こうぺんちゃんの絵本があるというのでしばらくそこで過ごしていると、時計は出発の2分前だった。気付けてえらい。エレベーターで降りてどうにか八王子行きの列車には間に合った。

りんかい線のお下がり車両に乗って、峠を超え、茶畑と、米軍基地を横切り、そして陽はすっかり沈んで外は真っ暗になった。

単線なので途中駅で停車し、そのたびに総武線のお下がり車両が向かいのホームで待っている。

 

八王子からは新しくないほうの特急車両に乗り込んだ。席に座ってすぐにlaviewに乗って食べるはずだった2割引の柿の葉寿司を開封する。あまりの静けさに圧倒されて飲食出来なかったのだ。

柿の葉は6つのブロックに分かれ、3種類の具が入っている。一つ一つ端から取って食べていくと、オレンジ色の鮭、白の鯛、最後はオレンジと白のエビが入ってた。

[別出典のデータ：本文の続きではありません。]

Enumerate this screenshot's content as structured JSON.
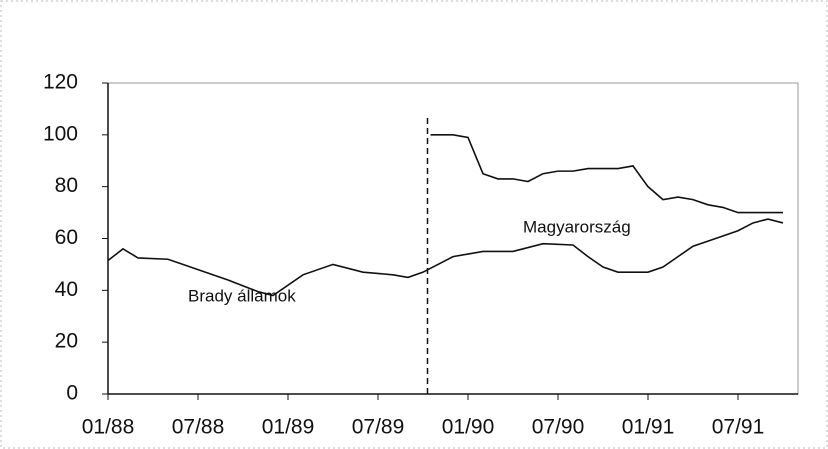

どれが美味しかったか。鮭も美味しかった、エビも美味しかった、鯛は満場一致で最下位だった。エビサケタイと話すと、次回からはエビの入ってないものを選ぶと言う。句読点を入れ直して、エビ、鮭、鯛の順だと言い直した。すると、自分はエビ、鮭、じゃがりこ、鯛の順だと言う。それならば、エビ、鮭、じゃがりこ、ワッフル、鯛の順だと言った。とうとう、エビ、鮭、じゃがりこ、ワッフル、ドデカミン、鯛の順だとなった。こうして鯛の価値は暴落した。

 

特急は終着駅に到着し、GWの小さな旅は終わった。

 

駅を降りてすぐのバーガーキングに立ち寄り、チキンナゲットとアップルパイ、コーヒーを2つ注文した。

来るのが遅かったのか、アップルパイは10分掛かるという。席に座ってチキンナゲットを分け合い、コーヒーを飲み、調理したての熱いアップルパイを一人で頬張ったことを咎められ、またバーガーキングに来ることを約束した。